HURLING ICE: WIU ag was key for crop hail damage research | Crop Conditions | farmweeknow.com

2022-10-10 11:00:04 By : Ms. Sophia Tang

Dean Wesley, left, and Ed Breece stand on the Harry Mussatto Golf Course that was once crop research plots. (Photo courtesy of WIU)

Dean Wesley, left, and Ed Breece stand on the Harry Mussatto Golf Course that was once crop research plots. (Photo courtesy of WIU)

Forget computer models, early research into crop hail damage was done the old-fashioned way — by hand.

Two Western Illinois University (WIU) School of Agriculture professors, Ed Breece and Dean Wesley, and their students played key roles. Breece and Wesley, now both emeritus agriculture professors, were part of a research project funded by the Hail Insurance Adjusters Research Association. The goal was to develop a more precise way to determine yield losses from hailstorms.

“They were looking for better data for the adjusters, such as what to look for in the field 10 to 14 days after a storm,” said Wesley. “There are different types of injury to the plants at different stages of growth: stand reduction and defoliation to the plants.”

During the research in the late 1960s and early 1970s, nine acres of WIU University Farm ground and 900 study plots were dedicated to research on corn plants at various stages of growth.

“We damaged special plots with ice, which were set up to simulate hail damage on the corn crop,” Breece said. “We created the hail damage by hauling 400-pound blocks of ice to WIU and having student workers break them into basketball-size pieces. They were then put into a forage harvester to chop them into hail-size pieces to launch the pieces of ice at the corn plants. We also had to orient them (insurance adjusters) about agricultural practices so they could communicate better with the farmers.”

The professors and their student workers used scissors to defoliate the plants and a hoe to reduce the stand to simulate hail damage. The research gathered from the various ways of simulating hail damage took into consideration a variety of factors, including the population of plants per acre and how a (sunlight) loss of leaf area impacted the ability of hail-damaged plants to recover from the loss, Wesley explained.

“We would harvest each plot and determine the yield related mathematically to modify the charts given to adjusters,” Wesley said. “The data we collected was made into charts used by adjusters to determine yield loss.”

They also harvested strange looks when the non-initiated learned about their storm-simulation research.

“One of our students told his dad we were cutting the leaves off the corn plant, and he just about didn’t let his son come back to campus,” Breece said.

In addition to replicating crop damage and educating students, the professors also shared knowledge with insurance professionals. “We participated in the training of insurance adjusters, most who worked during the summer as per-diem adjusters and were teachers the rest of the year,” Breece added.

During part of the research project, Breece paused working at WIU and spent two years pursuing a doctoral degree from Iowa State University.
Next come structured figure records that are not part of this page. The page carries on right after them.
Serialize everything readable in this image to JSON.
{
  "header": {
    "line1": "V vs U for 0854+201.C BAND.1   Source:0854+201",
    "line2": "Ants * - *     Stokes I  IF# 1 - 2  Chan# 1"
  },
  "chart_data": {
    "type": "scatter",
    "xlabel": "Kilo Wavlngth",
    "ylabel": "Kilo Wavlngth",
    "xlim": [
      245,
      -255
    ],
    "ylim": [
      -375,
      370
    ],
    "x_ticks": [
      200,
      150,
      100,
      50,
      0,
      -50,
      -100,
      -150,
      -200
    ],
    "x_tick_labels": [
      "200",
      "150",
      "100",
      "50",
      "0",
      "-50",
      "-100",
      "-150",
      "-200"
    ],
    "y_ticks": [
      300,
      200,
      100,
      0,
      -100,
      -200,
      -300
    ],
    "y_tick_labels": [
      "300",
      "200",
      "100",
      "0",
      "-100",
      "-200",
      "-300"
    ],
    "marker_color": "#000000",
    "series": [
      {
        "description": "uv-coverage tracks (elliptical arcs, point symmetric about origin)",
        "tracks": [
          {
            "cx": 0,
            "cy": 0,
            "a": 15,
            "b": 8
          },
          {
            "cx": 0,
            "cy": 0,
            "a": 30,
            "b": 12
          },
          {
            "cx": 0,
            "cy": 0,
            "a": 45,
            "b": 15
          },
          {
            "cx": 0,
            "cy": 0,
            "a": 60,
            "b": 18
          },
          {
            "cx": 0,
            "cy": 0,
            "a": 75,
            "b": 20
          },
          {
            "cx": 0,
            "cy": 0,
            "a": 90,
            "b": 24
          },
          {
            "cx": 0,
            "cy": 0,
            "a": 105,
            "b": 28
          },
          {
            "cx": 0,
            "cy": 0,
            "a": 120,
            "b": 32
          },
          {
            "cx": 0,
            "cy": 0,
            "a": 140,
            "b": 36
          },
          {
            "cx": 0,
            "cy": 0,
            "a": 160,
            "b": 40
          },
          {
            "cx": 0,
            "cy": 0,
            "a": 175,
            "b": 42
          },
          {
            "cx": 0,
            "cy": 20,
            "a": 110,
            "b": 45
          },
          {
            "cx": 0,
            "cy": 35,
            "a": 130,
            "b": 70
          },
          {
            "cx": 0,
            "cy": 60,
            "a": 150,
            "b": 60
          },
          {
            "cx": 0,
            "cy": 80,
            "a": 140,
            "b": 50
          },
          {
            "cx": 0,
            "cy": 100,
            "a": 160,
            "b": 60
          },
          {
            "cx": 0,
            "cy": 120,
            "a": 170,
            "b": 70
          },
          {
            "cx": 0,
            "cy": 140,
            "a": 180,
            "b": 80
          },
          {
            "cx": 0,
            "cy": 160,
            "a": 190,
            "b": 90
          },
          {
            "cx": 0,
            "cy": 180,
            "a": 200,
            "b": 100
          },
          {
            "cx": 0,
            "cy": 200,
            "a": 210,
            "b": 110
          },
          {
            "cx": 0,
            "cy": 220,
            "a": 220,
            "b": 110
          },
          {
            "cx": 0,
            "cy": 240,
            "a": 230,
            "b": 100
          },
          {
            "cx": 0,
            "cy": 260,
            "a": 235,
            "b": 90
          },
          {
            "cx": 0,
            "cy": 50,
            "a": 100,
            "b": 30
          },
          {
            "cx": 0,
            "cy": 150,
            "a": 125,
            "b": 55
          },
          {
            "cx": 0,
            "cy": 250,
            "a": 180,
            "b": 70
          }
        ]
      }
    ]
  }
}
While studying in Ames, Iowa, Breece worked with a professor who had constructed an ice machine to simulate hail damage to soybeans as part of the same research project.

“The machine had a blower on it, and a 4-inch tube, so it was a lot more sophisticated than what we had been doing,” he said.

The WIU research on hail damage on non-irrigated corn helped create more accurate hail damage tables for the crop insurance industry — tables that are still used today. While the emeritus professors’ crop damage work still stands, their former research fields today support work of a different sort. That land now comprises the front nine holes of WIU’s Harry Mussatto Golf Course.